Question de : M. Gérard Voisin
Saône-et-Loire (1re circonscription) - Démocratie libérale et indépendants

M. Gérard Voisin attire l'attention de Mme la ministre de l'emploi et de la solidarité sur la situation des cadres du secteur social et médico-social qui sont régis par la convention collective du 15 mars 1996 et des CHRS. N'ayant bénéficié d'aucune revalorisation de carrière depuis de nombreuses années, ils souhaitent aujourd'hui voir accorder leurs rémunérations avec leurs responsabilités et leurs tâches, de plus en plus importantes et complexes.

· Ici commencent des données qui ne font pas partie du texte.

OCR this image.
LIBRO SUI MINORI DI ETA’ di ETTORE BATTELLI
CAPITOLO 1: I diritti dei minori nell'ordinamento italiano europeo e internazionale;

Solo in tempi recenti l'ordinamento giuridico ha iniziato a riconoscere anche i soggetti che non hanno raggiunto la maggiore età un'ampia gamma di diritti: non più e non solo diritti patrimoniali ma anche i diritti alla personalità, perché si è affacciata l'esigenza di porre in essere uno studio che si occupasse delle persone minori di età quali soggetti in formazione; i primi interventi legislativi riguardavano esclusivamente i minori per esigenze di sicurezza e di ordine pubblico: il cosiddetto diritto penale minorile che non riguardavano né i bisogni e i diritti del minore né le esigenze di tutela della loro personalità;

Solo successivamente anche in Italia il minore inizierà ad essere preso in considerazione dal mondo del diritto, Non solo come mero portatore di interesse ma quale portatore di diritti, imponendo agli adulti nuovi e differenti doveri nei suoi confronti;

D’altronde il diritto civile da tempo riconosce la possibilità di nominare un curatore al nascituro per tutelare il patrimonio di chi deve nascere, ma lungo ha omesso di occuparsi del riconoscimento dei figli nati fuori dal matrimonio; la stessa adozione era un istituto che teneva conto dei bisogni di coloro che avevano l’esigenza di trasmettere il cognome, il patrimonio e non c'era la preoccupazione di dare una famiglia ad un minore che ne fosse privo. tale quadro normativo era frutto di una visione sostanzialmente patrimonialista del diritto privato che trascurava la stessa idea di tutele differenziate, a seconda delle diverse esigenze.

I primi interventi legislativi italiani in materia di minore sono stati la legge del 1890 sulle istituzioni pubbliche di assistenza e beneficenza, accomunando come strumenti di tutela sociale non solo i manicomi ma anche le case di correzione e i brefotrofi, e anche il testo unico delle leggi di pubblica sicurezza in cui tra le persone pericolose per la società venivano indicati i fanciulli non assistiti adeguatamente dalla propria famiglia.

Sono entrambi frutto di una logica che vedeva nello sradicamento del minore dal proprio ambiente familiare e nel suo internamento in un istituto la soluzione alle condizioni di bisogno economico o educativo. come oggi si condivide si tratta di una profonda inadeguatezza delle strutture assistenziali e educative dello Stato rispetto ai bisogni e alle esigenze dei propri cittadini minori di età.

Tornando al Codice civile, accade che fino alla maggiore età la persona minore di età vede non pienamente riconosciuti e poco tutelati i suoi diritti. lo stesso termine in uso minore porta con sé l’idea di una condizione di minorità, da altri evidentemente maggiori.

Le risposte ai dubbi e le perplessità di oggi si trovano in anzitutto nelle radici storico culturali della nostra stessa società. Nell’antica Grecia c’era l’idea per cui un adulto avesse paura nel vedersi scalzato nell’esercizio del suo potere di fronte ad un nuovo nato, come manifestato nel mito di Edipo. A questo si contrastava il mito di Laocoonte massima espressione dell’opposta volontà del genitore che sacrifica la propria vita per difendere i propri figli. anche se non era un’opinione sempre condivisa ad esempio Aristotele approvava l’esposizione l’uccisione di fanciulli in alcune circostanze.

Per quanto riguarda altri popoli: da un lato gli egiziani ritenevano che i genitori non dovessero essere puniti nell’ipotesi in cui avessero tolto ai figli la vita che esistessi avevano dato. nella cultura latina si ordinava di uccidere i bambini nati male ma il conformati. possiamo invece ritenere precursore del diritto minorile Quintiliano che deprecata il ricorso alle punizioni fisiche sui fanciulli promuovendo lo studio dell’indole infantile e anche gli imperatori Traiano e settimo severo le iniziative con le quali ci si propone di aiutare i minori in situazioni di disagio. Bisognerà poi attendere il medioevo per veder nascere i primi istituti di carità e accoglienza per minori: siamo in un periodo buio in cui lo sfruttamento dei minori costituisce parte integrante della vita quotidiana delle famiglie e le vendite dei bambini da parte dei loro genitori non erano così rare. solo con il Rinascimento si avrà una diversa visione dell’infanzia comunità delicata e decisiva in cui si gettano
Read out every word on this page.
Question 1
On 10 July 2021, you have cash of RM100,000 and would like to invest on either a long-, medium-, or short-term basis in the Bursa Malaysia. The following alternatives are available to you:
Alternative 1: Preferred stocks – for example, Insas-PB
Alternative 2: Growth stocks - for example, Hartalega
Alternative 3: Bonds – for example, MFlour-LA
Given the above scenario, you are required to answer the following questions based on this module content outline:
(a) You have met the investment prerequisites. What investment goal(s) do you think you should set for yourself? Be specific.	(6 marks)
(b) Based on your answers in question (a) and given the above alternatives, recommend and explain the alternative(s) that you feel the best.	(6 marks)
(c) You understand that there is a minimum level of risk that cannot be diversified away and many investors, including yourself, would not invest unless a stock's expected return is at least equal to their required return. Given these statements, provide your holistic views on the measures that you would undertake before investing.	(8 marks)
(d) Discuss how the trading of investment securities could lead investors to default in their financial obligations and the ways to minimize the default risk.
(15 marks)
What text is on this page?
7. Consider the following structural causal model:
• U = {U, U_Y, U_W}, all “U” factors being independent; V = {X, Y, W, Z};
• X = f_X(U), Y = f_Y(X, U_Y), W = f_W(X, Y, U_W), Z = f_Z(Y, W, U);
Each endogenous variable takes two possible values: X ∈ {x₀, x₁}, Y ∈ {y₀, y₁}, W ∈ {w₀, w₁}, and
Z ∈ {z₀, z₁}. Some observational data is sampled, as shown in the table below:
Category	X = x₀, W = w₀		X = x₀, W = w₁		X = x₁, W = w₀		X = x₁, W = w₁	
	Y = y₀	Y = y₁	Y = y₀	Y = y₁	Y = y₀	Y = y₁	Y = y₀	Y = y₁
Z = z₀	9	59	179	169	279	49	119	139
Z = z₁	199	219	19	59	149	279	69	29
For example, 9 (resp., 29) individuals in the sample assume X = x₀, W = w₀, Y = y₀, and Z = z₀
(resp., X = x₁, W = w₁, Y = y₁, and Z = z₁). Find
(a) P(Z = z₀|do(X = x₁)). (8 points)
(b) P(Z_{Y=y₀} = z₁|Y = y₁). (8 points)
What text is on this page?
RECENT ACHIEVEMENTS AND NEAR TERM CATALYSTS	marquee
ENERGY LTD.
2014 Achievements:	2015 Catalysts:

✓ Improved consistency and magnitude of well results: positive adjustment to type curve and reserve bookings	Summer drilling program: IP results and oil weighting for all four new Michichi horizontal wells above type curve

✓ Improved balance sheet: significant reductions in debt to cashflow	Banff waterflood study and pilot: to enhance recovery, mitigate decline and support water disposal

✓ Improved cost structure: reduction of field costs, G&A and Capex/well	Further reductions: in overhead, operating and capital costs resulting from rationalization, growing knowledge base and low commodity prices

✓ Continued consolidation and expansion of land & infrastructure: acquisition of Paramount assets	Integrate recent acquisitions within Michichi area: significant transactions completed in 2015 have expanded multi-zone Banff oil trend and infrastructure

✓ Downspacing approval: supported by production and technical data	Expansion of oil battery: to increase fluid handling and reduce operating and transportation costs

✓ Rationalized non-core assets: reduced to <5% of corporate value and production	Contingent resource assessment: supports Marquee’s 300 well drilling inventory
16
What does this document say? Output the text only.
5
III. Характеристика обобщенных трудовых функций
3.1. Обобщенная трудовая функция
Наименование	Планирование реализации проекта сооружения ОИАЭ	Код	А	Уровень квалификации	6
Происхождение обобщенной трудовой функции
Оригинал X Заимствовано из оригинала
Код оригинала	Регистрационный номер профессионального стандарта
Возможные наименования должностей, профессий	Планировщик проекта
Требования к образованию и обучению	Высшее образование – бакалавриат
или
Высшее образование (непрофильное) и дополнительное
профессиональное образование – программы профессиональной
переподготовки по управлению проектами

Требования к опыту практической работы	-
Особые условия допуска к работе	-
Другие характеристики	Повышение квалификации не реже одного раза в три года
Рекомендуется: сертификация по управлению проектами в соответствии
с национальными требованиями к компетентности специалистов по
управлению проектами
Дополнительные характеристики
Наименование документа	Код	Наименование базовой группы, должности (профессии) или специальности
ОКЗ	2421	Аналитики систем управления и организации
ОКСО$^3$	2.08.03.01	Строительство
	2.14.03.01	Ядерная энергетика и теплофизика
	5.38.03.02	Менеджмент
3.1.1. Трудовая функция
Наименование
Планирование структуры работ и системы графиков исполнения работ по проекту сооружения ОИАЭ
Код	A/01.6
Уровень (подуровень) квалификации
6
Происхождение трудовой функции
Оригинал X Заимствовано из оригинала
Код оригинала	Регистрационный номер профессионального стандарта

En conséquence, les syndicats avaient signé un avenant « cadres » le 21 avril 1999 que le ministre a refusé d'agréer le 2 septembre 1999. Cette décision est lourde de conséquences, à la fois pour les 20 000 cadres concernés, mais aussi pour les associations qui ont de plus en plus de difficultés à recruter les personnels de haut niveau dont elles ont besoin. Il lui demande donc de bien vouloir à nouveau examiner cet accord dans la perspective d'un agrément qui constituerait une mesure de justice et d'équité.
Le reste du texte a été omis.